Academic Editor: Andreas Daiber

Copyright © 2016 Hye Eun Yoon et al. This is an open access article distributed under the Creative Commons Attribution License, which permits unrestricted use, distribution, and reproduction in any medium, provided the original work is properly cited.

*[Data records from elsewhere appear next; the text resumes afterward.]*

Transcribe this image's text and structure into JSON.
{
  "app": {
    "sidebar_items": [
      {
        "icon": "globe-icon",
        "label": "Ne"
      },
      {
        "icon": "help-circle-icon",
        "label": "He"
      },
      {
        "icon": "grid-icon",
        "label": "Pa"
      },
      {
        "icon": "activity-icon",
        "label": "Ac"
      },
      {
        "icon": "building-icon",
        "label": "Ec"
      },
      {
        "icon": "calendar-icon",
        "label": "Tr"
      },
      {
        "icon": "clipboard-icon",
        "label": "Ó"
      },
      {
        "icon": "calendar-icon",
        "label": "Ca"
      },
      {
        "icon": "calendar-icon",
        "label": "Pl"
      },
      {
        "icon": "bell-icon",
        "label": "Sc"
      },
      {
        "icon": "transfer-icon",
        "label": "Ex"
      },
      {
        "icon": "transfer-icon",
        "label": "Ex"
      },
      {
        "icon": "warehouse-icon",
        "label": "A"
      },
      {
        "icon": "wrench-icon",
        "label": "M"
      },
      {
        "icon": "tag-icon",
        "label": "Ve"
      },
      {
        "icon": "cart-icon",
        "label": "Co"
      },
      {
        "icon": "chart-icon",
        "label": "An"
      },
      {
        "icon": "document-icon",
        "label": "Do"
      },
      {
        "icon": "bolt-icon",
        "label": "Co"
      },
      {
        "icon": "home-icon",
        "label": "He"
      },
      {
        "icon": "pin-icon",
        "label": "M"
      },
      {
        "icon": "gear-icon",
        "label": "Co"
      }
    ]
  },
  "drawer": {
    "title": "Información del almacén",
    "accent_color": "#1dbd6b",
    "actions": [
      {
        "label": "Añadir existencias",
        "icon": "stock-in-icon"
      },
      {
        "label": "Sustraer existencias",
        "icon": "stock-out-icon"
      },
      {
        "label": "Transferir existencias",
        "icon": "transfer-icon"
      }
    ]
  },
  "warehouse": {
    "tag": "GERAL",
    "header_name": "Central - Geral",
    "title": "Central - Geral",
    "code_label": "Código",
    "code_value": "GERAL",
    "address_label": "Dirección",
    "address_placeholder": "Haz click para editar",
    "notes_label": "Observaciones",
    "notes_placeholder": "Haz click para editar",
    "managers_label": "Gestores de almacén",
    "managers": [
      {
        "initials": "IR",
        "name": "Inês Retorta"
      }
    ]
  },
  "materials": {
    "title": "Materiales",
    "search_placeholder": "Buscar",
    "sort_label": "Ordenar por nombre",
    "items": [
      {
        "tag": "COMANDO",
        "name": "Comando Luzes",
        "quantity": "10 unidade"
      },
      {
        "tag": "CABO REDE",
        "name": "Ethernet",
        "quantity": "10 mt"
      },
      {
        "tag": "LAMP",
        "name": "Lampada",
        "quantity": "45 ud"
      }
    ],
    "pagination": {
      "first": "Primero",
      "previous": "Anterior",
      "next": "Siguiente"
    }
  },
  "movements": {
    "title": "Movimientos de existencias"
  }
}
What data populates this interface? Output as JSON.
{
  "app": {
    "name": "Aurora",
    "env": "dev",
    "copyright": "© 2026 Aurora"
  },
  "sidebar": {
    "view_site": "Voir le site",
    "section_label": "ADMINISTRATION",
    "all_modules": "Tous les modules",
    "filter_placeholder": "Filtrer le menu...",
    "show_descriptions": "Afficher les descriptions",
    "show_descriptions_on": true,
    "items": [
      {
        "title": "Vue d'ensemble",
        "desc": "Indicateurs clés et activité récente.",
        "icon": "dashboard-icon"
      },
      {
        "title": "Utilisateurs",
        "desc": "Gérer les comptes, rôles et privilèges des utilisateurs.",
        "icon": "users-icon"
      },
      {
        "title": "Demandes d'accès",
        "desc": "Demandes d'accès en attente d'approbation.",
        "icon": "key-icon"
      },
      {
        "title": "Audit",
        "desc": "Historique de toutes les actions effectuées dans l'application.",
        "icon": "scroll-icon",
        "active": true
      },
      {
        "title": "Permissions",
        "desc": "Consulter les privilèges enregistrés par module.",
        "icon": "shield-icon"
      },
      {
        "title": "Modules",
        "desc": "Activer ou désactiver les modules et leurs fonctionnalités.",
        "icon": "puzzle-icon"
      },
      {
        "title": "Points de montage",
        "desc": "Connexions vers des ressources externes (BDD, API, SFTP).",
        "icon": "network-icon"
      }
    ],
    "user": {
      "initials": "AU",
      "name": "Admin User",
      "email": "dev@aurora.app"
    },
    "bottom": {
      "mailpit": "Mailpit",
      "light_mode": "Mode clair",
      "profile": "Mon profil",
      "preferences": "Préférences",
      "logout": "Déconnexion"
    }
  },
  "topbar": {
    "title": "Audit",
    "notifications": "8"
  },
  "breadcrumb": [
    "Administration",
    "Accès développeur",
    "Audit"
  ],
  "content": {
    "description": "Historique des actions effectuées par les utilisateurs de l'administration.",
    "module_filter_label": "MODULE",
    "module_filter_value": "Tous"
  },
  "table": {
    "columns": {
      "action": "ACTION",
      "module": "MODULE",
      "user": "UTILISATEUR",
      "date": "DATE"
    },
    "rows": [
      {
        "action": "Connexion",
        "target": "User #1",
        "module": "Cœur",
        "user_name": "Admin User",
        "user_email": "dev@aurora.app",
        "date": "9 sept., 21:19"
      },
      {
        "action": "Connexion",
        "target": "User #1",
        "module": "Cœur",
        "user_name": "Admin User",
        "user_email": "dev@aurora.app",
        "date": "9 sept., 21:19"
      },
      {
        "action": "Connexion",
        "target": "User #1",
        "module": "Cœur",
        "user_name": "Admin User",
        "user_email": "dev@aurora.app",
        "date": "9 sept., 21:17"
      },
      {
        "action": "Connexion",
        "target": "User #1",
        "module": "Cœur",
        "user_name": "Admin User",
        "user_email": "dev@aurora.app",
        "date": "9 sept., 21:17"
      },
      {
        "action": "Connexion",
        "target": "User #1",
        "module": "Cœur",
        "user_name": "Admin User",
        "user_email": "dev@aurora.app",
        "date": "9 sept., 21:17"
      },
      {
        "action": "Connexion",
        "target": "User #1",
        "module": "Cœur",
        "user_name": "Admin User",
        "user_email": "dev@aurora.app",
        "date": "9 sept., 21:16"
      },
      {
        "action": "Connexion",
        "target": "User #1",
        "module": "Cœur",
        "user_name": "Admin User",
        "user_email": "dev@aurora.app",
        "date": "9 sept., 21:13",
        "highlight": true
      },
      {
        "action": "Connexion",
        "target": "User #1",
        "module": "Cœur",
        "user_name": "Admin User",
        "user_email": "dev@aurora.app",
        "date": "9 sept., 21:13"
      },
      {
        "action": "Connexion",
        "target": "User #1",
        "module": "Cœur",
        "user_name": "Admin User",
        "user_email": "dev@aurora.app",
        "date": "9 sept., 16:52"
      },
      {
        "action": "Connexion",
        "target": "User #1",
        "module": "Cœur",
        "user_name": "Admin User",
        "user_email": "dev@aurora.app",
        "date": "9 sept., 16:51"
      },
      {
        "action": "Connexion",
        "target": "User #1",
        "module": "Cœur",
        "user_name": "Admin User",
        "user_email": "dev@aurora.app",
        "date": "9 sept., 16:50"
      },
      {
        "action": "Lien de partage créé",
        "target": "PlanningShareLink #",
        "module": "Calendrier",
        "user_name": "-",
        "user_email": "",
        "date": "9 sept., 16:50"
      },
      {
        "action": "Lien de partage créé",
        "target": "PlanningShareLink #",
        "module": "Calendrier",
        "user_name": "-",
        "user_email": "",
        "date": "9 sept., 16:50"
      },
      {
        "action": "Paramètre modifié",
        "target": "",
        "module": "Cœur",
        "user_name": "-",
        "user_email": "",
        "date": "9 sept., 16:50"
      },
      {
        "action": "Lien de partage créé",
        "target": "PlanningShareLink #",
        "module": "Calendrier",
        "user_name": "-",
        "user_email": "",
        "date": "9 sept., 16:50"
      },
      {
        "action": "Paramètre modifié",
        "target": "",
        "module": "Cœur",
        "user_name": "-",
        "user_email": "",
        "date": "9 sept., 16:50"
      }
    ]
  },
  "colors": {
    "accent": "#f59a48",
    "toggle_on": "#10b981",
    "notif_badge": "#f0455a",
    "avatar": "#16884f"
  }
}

Background. This study evaluated whether the change in the renin-angiotensin system (RAS) is associated with arterial aging in mice. Methods. Histologic changes and expressions of transforming growth factor-β (TGF-β), collagen IV, fibronectin, angiotensin II (Ang II), angiotensin-converting enzyme (ACE), angiotensin-converting enzyme 2 (ACE2), angiotensin II type 1 receptor (AT1R), angiotensin II type 2 receptor (AT2R), prorenin receptor (PRR), Mas receptor (MasR), endothelial nitric oxide synthase (eNOS), NADPH oxidase 2 and oxidase 4 (Nox2 and Nox4), 8-hydroxy-2′-deoxyguanosine (8-OHdG), 3-nitrotyrosine, and superoxide dismutase 1 and dismutase 2 (SOD1 and SOD2) were measured in the thoracic aortas from 2-month-old, 12-month-old, and 24-month-old C57/BL6 mice. Results. Twenty-four-month-old mice showed significantly increased aortic media thickness and expressions of TGF-β, collagen IV, and fibronectin, compared to 2-month-old and 12-month-old mice. The expressions of PRR, ACE, and Ang II, and AT1R-positive area significantly increased, whereas expressions of ACE2 and MasR and AT2R-positive area decreased with age. The expressions of phosphorylated serine1177-eNOS, SOD1, and SOD2 decreased, and the 8-OHdG-positive area and the 3-nitrotyrosine-positive area increased with age. The expression of Nox2 significantly increased with age, but that of Nox4 did not change. Conclusions. The enhanced PRR-ACE-Ang II-AT1R axis and reduced ACE2-MasR axis were associated with arterial aging in mice.